Dear Smiley: We moved to the Left Coast almost three years ago to be with our grandchildren, having spent the first 69 years in South Louisiana and the last 48 of those in Baton Rouge.
We really enjoy it here, but the things I really miss are:
1. My camp in Cocodrie.
2. Boiled crawfish.
3. LSU football and other LSU sports.
4. The Advocate!
We are a suburb of Tacoma and the Tacoma News Tribune is a good paper, but not up to the quality of The Advocate.
The people of Baton Rouge do not appreciate The Advocate until they move away.
We’ve traveled a lot around the U.S. and have read many daily newspapers, and believe me, The Advocate is the best newspaper in the nation.
Be proud of your paper …
KARL J. PIZZOLATTO, M.D.
Dear Smiley: In your recent item titled “Explosive Topic,” you quoted an Aggie joke by a William Lewis.
I want to go on record to say that this was not submitted by me.
I am a loyal Tiger who enjoys Aggie jokes but no longer tells them.
The reason for this is that my grandson, William C. Lewis, is a dedicated Texas Aggie student, cadet and band member.
It became clear, soon after he became an Aggie, that he saw no humor in such jokes.
He has this attitude even though he is a descendent of three generations of LSU Tigers.
I guess his Texas high school must have brainwashed him.
WILLIAM H. LEWIS
Dear Smiley: I am a new vendor at the Red Stick Farmer’s Market in downtown Baton Rouge, and I was amazed by the high volume of traffic lights in that area.
I was also impressed that the synchronization process allowed me to spend a little time with each one.
Dear Kenny: Yes, that’s our city’s “See Baton Rouge” program, which allows visitors to view our attractions as they wait for the traffic light to change.
Dear Smiley: I was an orthopedic resident at Charity Hospital in the ’50s.
One of our clinical instructors was Dr. Nick Accardo.
During World War II, he had just completed his internship at Charity when he entered the Army.
He was assigned to the 4th Infantry Division as a battalion surgeon.
On D-Day, he was with his troops in the first wave to land on Utah Beach.
Nick was the first physician on the beach.
Later, he was awarded the Silver Star for gallantry in action.
As they were crossing the English Channel in an LST landing craft, a Catholic chaplain held Mass.
Nick said, “Not all of the guys were Catholic, but everybody went to Mass.”
BILL SMITH, M.D.
Dear Smiley: We just returned from a relatively new train trip through the wilds of British Columbia and Alberta.
I guess the best story we heard concerned the owner of a remote farm.
Seems he didn’t appreciate the train blowing its whistle as it passed the edge of his property.
So he indicated his displeasure by standing at the tracks — in the buff.
Now, in fairness to the train engineer, the farm was at the end of a blind curve with tunnel, and the whistle was simply a warning to anything on the tracks ahead.
But the nudist marauder was causing quite a row in the clientele, so the engineer eventually decided to slow down enough to eliminate the need for his whistle.
I guess you could classify this as the power of wireless communication.
Dear Smiley: I got retired way before I wanted to, so I had my eye open for another job.
I saw a sign at a south Louisiana drive-in restaurant that said, “If you are over 16 and know how to skate, we have a job for you.”
Dear Smiley: No matter how far we travel, its seems we always run into an LSU fan.

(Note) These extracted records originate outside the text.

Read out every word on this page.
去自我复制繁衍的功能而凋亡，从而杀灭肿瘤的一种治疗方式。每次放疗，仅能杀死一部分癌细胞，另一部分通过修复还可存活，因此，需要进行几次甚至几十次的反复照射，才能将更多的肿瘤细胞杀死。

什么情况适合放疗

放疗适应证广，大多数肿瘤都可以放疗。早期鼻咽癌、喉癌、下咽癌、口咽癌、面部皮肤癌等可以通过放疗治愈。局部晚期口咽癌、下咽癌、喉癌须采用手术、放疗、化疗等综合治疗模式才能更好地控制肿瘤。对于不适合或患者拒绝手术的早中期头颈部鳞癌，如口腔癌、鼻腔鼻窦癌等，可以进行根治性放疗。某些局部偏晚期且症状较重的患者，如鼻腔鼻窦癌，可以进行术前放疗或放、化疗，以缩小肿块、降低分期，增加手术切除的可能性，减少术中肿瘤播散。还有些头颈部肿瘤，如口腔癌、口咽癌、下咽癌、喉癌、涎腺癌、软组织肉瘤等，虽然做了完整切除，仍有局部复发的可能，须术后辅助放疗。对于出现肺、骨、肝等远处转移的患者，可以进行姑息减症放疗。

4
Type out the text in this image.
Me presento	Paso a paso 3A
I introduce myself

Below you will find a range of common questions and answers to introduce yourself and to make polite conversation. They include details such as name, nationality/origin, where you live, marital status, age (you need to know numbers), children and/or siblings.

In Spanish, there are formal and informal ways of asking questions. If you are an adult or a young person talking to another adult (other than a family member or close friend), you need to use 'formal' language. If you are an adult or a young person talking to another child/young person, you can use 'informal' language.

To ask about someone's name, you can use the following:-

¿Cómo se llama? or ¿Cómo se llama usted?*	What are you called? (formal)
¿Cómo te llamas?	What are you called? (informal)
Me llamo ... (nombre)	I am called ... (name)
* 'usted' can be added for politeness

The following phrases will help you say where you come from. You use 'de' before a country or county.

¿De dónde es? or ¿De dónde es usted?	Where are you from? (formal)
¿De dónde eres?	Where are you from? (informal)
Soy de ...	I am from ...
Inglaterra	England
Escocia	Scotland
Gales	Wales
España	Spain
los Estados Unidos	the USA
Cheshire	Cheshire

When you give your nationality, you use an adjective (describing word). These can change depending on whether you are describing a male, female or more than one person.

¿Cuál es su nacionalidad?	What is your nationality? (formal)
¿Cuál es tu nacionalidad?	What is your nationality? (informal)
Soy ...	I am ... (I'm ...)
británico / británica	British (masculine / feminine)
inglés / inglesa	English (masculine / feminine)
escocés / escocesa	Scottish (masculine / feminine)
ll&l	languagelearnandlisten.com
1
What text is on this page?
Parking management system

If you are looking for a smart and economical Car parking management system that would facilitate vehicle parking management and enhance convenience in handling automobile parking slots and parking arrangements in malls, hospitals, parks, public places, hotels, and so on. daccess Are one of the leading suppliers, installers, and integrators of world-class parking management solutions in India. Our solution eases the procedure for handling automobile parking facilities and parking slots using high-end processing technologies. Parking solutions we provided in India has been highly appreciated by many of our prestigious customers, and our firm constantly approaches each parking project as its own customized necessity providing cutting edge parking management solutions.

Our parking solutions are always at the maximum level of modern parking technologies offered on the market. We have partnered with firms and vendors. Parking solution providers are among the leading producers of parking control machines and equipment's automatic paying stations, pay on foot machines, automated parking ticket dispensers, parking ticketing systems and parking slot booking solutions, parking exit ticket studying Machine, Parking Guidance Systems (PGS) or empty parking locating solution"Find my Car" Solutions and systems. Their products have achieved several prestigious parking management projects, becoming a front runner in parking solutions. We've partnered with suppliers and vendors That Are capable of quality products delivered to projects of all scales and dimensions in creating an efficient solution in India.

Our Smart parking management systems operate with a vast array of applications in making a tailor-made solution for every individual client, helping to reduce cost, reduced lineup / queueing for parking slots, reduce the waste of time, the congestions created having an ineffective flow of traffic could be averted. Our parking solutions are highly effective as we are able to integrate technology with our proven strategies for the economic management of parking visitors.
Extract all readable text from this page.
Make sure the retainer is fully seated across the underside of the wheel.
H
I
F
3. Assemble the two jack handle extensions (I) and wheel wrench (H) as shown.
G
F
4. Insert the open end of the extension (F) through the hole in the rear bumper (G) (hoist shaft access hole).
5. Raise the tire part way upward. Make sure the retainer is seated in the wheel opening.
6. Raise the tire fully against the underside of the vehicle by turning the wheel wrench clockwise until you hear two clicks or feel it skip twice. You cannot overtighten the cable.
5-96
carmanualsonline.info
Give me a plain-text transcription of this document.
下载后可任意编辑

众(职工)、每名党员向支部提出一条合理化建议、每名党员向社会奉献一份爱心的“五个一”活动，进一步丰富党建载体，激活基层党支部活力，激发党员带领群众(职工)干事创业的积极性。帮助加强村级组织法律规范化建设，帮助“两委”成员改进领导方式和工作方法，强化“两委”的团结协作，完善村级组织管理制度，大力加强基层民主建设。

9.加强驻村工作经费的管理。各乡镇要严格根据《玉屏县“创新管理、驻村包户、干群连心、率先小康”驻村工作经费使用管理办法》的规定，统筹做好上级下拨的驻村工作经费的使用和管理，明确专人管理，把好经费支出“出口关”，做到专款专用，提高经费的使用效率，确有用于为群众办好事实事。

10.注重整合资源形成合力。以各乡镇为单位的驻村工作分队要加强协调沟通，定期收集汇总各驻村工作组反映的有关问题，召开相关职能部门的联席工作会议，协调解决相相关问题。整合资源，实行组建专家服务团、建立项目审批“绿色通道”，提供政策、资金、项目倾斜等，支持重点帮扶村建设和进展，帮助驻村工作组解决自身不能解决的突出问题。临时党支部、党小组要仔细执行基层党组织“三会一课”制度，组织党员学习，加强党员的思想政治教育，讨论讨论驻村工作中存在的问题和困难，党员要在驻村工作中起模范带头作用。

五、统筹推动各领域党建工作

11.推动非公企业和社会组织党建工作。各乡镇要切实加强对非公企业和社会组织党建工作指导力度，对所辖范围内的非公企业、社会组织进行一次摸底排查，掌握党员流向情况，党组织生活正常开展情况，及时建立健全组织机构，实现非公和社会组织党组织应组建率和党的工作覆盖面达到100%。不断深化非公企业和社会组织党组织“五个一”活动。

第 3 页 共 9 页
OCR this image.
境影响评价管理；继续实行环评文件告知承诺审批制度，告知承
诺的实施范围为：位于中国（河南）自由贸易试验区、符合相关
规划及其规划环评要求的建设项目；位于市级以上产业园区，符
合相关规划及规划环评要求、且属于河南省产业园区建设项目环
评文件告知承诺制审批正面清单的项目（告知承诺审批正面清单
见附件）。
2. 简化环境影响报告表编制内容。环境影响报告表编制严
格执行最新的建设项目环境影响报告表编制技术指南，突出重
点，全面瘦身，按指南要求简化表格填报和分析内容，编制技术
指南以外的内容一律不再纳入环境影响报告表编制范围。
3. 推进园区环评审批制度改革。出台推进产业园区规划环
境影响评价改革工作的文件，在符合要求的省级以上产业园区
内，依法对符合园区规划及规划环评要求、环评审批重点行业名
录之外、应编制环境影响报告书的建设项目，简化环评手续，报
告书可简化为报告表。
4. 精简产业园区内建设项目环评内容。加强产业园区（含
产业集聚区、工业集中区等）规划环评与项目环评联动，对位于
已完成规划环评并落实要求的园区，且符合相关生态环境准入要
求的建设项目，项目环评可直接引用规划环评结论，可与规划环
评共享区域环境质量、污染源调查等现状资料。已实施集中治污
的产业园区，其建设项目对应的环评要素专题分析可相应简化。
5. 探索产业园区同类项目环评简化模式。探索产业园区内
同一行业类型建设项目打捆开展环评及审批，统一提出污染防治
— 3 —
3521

My wife and I just returned from our first trip to Yellowstone National Park.
As we were watching Old Faithful, I noticed a lady next to me with an LSU jacket.
I immediately asked her where in Louisiana was she from.
Her response was that she was not from Louisiana, but that she loves purple and gold and the jacket was on sale.
Does that count as an LSU fan?
Dear Jody: Only if she hates crimson and white. (Do I really have to tell you who has those colors?)